La crisis ha sumido en el duelo a países como Perú, desgarrando el tejido social. Este mes, miles de peruanos pobres y nuevos pobres empezaron a ocupar terrenos deshabitados en el sur de Lima, y muchos dijeron que lo hacían porque en medio de la pandemia se habían quedado sin forma de ganarse la vida.
Rafael Córdova, de 50 años y padre de tres hijos, estaba sentado en un cuadrado dibujado en la arena que marcaba su reclamo del terreno con vistas a la carretera Panamericana y la costa del Pacífico.
Antes de la pandemia, explicó, era supervisor en el departamento de recursos humanos de un municipio local, y había conseguido —o eso creía— la estabilidad.
Luego, en mayo, enfermó de covid y fue despedido. Cree que sus jefes lo hicieron porque temían que enfermara a otros, o que su familia les echara la culpa si se moría.

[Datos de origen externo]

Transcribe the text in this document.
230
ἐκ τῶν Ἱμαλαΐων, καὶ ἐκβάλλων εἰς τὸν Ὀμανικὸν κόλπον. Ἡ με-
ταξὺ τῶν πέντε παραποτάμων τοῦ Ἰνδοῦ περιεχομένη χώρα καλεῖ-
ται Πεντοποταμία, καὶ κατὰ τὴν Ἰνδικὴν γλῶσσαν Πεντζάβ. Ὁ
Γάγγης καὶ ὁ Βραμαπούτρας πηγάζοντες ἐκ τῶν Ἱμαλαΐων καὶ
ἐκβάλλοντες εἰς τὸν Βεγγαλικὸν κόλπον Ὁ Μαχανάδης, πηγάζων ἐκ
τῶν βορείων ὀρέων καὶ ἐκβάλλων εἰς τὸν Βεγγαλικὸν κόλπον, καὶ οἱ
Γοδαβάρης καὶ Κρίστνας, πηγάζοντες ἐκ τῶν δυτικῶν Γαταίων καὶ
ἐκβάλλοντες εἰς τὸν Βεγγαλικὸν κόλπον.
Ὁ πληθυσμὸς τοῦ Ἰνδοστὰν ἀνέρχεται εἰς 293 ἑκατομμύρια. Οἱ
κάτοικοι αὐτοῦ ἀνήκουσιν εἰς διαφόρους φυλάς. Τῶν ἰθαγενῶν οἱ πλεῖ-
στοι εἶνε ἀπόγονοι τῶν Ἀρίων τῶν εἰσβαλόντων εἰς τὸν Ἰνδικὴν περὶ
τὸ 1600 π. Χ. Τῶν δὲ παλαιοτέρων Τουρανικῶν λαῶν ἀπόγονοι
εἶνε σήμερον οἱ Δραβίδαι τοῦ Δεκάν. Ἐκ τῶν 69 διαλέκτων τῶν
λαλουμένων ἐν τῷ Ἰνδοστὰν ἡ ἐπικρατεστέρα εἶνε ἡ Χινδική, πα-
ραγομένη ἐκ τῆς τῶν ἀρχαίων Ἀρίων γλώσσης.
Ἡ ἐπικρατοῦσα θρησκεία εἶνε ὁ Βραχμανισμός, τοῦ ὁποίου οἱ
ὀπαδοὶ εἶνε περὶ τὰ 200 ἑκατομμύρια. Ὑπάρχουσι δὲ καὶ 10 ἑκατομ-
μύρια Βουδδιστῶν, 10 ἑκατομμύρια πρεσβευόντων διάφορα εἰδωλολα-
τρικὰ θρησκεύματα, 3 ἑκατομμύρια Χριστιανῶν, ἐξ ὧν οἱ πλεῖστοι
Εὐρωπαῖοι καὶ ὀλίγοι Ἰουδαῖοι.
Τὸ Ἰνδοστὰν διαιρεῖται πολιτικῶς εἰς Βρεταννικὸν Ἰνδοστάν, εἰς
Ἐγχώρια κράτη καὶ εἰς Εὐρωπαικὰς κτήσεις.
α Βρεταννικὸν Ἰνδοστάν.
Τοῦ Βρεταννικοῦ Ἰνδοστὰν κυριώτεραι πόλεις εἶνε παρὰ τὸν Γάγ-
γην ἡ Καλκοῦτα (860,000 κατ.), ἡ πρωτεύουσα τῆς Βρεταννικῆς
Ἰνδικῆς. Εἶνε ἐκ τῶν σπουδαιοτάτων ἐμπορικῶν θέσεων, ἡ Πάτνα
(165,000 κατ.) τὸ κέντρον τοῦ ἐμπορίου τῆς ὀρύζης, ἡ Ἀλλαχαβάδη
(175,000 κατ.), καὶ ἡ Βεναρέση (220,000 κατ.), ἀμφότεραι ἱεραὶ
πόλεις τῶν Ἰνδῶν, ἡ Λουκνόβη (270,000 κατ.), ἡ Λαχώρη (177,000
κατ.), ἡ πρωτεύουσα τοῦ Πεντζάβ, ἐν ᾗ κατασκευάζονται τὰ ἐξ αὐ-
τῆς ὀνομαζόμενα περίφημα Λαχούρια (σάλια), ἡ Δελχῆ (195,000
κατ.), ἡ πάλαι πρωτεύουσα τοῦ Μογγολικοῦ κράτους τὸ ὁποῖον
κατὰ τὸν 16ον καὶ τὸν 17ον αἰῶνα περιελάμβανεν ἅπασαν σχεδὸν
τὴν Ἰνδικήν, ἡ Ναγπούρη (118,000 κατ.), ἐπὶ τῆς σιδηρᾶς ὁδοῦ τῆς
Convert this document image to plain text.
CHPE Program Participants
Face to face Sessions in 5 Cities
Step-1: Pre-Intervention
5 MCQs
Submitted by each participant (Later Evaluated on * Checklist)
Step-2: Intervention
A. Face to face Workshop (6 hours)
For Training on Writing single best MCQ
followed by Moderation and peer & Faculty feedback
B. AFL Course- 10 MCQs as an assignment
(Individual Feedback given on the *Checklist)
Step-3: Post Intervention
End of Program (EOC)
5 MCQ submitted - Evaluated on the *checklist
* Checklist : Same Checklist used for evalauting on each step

Ahora tiene dificultades para pagar los minutos del único teléfono que la familia tiene para que sus hijos puedan hacer los deberes de la escuela. Las comidas son escasas. Las deudas se acumulan. “Hoy he ido al mercado y he comprado una bolsa de huesos de pescado y he hecho sopa”, dijo.
Dijo que ha perdido a una tía, a una cuñada y a una prima por la covid, además de amigos. En junio, su mujer, quien también había tenido covid, prematuramente dio a luz gemelas. Una de las hijas murió días después de nacer, dijo, y la segunda murió un mes después. No tuvo dinero para un entierro adecuado.
“Me fui del hospital con mi hija en una bolsa negra, de plástico. Me metí en un taxi y fui al cementerio”, dijo. “No hubo misa, ni velatorio ni flores ni nada”.
Cuando se enteró de la invasión, dijo que llevaba tres meses de retraso en el pago del alquiler y temía ser desalojado. Así que salió con prisa rumbo al arenal, y montó una tienda de campaña que se convirtió en su nuevo hogar.
“De acá nadie nos mueve ya”, dijo, “la única forma es si de muertos nos sacan de acá”.
Una semana después, la policía llegó, lanzó gases lacrimógenos y lo expulsó a él y a otros miles de personas de su campamento.